Eerder schreef ik al over mijn verzameling kookboeken. Zo nu en dan grijp ik dan ook terug op oudere recepten. Vaak hebben ze namen die doen vermoeden dat we te maken hebben met een klassieker. Zo ook deze ‘Bremer Kabeljauw’. Een recept uit 1987 en afkomstig uit de verzamelbundel “Alles over koken” van uitgeverij Lekturama . In 2015 Googlen we dan zo’n recept en inderdaad vinden we ten minste 3 recepten. Helaas blijken deze allemaal letterlijk overgetypt van het origineel van Lekturama. Twee zonder foto en een derde met gefotografeerde of ingescande foto van het originele recept. Maar hoe zit het dan met die Bremer Kabeljauw? Misschien in het Duits googlen? Kabeljau von Bremen? Bremer Dorsch? Het levert allemaal geen hits op.
Verder zoeken op “Mosterd uit Bremen”of “visafslag Bremen” geeft eveneens geen hits. Bremen ligt ook niet echt aan zee. Onze eigen Waddenzee is zo’n beetje het dichtstbijzijnde zoute water. Daar zit wel Kabeljauw maar een link met Bremen is er niet. Natuurlijk niet want die kabeljauw gebruiken we voor onze eigen kibbeling en lekkerbekjes.
Geen klassieker dus deze kabeljauw met mosterdroomsaus. Wel lekker. Het recept en de foto waren uit 1987. Een beetje gedateerd dus. Ïk heb het recept wel een klein beetje aangepast én een nieuwe foto gemaakt. Want wat vooral opvalt in de bundel van Lekturama is dat álle vissen, of het nu zalm is of kabeljauw, in de breedte (moten) werden doorgesneden. Tegenwoordig zie je eigenlijk enkel vooral nog in de lengte gesneden filets. Leuk detail over de tijdsgeest wel.
Ingrediënten
4 kabeljauwfilets (ongeveer 150 gr);
sap van een halve citroen;
1 groentebouillontablet;
1 gesnipperde ui;
1 laurierblad;
60 gram boter;
witte peper (uit de molen);
6 el dijonmosterd;
1 eierdooier;
zout;
2 el maïzena;
6 el kookroom;
2 el gehakte peterselie.
Bereiding
Verwarm de oven voor op 250 graden Celsius.
Breng 6 dl water aan de kook. Voeg de bouillontablet, de ui, het laurierblad en het citroensap toe. Laat de bouillon in een gesloten pan zacht doorkoken.

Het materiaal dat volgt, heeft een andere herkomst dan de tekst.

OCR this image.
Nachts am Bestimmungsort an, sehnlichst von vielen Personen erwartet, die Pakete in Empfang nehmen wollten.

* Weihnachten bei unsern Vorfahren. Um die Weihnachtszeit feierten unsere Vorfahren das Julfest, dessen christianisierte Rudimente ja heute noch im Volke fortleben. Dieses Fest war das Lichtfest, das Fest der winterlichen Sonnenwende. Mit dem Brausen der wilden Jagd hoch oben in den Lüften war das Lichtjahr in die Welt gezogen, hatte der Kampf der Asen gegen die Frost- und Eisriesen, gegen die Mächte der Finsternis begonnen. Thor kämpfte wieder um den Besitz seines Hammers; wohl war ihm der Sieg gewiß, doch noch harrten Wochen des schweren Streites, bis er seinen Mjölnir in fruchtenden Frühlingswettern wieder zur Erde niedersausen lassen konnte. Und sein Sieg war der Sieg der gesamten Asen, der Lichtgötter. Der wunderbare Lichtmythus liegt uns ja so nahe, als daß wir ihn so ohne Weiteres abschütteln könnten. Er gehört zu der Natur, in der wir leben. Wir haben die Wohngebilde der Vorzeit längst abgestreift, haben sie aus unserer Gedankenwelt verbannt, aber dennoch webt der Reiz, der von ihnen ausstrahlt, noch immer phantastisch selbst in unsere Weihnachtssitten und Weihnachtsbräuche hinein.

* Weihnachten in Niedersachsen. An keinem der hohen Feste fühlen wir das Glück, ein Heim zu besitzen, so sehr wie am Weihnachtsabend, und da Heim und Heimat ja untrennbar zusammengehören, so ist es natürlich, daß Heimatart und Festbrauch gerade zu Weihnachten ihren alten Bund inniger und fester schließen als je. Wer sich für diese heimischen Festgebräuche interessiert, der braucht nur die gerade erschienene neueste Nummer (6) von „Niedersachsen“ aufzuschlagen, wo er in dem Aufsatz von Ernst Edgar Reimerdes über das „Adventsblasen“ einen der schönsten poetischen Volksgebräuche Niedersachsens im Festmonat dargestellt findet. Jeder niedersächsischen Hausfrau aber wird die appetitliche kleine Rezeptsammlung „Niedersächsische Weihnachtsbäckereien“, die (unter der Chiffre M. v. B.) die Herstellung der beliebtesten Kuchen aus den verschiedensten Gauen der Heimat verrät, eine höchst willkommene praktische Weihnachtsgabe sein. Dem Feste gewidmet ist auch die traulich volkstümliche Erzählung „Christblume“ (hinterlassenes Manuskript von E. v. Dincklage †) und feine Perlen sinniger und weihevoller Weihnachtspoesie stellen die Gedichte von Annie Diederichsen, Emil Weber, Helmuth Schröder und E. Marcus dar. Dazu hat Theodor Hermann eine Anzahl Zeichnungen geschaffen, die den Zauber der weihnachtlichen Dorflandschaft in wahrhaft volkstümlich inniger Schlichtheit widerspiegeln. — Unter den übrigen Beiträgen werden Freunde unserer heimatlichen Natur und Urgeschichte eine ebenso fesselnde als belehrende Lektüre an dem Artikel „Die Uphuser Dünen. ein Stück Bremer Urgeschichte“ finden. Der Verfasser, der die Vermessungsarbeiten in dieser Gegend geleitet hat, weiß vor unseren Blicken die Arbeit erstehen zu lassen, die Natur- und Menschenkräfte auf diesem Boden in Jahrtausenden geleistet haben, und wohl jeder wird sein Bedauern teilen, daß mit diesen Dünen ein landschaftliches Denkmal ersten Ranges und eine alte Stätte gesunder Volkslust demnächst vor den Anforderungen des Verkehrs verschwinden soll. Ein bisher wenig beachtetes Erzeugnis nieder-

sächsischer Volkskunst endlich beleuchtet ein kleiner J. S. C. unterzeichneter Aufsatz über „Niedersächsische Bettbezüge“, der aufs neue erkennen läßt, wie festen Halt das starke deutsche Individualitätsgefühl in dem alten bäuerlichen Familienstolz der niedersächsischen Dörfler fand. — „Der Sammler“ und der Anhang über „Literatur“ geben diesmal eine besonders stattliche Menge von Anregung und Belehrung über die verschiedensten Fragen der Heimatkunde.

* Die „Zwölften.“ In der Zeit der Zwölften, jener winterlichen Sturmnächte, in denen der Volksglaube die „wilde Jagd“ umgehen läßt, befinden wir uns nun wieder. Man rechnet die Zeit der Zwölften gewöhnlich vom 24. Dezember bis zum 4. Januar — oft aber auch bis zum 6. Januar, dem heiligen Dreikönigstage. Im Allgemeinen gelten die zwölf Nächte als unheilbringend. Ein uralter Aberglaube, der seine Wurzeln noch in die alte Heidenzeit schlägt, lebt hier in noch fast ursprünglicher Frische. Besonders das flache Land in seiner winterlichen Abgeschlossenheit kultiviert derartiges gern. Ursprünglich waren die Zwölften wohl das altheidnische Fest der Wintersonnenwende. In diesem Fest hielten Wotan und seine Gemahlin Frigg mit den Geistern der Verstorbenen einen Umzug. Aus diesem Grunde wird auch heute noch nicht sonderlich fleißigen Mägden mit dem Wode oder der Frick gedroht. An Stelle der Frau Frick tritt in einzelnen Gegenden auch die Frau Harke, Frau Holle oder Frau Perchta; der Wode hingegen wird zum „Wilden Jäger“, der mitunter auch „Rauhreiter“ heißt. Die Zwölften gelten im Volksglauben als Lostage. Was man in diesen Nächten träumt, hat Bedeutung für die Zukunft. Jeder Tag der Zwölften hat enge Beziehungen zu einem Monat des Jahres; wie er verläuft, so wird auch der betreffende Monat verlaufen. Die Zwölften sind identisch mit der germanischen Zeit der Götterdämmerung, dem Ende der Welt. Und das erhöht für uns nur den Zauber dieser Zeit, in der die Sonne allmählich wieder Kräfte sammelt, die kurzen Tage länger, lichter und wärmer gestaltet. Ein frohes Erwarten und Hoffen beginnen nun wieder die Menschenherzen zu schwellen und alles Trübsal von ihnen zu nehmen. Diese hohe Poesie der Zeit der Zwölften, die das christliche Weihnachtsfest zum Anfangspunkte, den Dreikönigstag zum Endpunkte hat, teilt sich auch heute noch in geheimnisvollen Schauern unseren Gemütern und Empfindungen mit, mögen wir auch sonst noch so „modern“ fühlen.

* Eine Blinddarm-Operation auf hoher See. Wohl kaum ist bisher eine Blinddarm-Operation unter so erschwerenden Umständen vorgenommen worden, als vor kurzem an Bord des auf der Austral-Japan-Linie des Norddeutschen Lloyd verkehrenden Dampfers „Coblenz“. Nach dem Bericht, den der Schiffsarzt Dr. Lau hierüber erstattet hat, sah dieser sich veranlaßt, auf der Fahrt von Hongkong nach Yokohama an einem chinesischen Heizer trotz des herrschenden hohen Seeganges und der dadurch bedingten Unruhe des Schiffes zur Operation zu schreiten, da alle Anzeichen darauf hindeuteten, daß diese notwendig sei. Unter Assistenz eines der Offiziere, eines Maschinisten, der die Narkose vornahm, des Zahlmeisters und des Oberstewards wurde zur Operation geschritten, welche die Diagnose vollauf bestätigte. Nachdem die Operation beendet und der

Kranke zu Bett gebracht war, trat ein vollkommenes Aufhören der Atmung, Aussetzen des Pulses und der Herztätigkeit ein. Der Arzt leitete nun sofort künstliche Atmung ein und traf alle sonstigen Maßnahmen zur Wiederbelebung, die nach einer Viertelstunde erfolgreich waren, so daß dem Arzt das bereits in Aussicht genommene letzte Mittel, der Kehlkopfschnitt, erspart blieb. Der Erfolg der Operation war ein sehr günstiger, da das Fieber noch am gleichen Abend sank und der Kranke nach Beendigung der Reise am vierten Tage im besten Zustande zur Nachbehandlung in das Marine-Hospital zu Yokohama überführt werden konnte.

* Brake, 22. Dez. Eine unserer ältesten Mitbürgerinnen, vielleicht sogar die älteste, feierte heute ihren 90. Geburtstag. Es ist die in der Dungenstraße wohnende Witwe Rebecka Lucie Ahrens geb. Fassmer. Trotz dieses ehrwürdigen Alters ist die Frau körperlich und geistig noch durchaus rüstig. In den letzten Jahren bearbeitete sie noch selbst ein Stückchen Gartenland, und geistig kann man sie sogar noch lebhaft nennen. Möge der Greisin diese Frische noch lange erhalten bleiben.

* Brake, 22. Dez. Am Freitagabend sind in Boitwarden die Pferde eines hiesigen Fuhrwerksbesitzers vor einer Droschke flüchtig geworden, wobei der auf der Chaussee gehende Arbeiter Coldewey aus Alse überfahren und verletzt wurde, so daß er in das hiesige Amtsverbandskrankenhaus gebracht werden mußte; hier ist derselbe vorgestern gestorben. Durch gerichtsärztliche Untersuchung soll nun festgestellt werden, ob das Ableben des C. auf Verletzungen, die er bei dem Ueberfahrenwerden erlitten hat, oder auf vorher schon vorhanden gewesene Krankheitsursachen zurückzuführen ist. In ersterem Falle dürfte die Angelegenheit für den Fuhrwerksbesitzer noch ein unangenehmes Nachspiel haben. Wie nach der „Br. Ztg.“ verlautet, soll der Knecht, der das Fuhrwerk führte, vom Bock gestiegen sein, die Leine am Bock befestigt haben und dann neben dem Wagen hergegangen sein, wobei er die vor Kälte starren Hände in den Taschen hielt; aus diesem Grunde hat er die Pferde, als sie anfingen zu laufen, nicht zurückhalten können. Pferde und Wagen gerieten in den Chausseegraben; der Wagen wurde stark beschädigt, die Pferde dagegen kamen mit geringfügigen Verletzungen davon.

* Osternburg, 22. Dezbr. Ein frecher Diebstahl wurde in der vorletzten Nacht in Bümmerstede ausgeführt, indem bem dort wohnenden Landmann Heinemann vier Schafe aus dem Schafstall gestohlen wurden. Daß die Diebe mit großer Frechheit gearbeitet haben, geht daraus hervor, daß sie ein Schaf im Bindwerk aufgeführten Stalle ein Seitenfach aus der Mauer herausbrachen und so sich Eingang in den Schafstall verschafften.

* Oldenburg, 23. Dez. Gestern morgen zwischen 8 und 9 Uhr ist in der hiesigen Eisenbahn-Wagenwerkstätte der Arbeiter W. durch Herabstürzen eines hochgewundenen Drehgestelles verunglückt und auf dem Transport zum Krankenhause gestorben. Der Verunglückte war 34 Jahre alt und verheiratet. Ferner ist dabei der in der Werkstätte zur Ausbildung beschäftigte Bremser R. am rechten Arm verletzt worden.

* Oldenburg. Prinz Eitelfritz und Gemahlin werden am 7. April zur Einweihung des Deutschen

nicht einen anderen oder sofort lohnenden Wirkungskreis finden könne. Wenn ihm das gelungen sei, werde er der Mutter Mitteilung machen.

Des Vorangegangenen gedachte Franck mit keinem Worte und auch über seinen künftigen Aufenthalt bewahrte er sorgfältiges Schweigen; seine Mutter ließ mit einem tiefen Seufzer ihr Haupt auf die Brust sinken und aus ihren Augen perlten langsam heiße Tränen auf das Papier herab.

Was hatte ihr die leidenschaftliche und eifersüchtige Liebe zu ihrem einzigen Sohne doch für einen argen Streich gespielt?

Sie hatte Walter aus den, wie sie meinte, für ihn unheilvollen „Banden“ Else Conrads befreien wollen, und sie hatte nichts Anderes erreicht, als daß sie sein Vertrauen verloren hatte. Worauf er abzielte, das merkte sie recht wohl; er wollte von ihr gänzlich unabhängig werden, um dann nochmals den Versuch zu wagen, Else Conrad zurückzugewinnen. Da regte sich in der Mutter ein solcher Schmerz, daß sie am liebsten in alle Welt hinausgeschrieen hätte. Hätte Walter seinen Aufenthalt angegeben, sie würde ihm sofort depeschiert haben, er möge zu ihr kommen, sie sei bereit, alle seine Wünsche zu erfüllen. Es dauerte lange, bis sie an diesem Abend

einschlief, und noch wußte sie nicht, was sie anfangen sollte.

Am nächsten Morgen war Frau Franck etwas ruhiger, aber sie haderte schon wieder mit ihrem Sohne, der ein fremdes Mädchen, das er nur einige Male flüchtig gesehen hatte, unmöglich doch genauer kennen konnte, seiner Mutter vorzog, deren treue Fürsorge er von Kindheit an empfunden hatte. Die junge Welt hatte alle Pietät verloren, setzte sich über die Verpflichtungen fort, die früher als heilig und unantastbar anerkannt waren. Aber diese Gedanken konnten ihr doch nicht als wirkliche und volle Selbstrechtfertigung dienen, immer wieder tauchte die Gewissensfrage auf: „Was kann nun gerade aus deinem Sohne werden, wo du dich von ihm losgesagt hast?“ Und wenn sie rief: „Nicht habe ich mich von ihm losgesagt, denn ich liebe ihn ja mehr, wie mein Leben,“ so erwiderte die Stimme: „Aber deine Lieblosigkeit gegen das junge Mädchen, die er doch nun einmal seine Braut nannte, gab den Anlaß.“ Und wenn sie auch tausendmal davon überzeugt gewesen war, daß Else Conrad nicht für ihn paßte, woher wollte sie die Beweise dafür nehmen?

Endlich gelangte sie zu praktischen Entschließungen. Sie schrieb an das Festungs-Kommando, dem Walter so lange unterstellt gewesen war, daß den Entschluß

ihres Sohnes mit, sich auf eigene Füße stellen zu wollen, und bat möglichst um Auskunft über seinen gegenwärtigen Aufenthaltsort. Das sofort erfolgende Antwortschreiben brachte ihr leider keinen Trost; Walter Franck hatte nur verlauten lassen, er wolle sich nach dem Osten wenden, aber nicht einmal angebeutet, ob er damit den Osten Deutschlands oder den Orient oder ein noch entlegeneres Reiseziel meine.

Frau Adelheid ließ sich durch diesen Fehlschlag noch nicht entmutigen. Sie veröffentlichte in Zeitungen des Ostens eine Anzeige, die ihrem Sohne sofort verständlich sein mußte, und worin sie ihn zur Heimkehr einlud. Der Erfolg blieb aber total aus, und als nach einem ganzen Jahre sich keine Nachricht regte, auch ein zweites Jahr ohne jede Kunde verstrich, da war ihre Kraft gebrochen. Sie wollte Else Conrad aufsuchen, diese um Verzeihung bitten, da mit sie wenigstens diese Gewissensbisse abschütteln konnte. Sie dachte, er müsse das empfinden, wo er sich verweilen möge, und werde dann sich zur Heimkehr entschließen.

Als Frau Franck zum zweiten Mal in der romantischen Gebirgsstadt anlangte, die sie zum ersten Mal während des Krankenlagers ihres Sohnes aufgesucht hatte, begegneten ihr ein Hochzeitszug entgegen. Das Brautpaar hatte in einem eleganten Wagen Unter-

Bestrijk de visfilets aan één zijde dun met boter. Bestrooi ze met wat peper en leg de filets met de beboterde zijde in een koekenpan op laag vuur.
Zeef de bouillon en giet deze langzaam op de kabeljauw. Verhit de bouillon opnieuw. Temper de warmtebron als de bouillon bijna kookt. Dek de pan af en pocheer de vis in 10 minuten gaar. Niet laten koken!
Smelt ondertussen de rest van de boter in een steelpan. Neem deze van de warmtebron en roer de helft van de mosterd erdoor. Klop de eierdooier door het mengsel en voeg hier peper en zout aan toe. Leg de kabeljauwfilets op een ovenvaste schaal en verdeel het mosterdmengsel over de kabeljauwfilets. Schuif de schaal in de oven en laat de kabeljauw in 5 minuten lichtbruin kleuren.
Zeef de visbouillon en doe deze in een kleine pan. Maak de maïzena aan met 4 eetlepels koud water. Breng de visbouillon aan de kook. Temper de warmtebron en giet onder voortdurend roeren de aangemaakte maïzena bij de bouillon. Blijf roeren tot een gladde gebonden saus ontstaat. Neem de pan van de warmtebron. Roer de room en de rest van de mosterd door de saus. Voeg ook de gehakte peterselie toe. Breng de saus op smaak af met peper en zout.
Haal de visschotel uit de oven en garneer deze met plukjes peterselie en een schijfje citroen.
Serveer met noedels, rijst of aardappelpuree.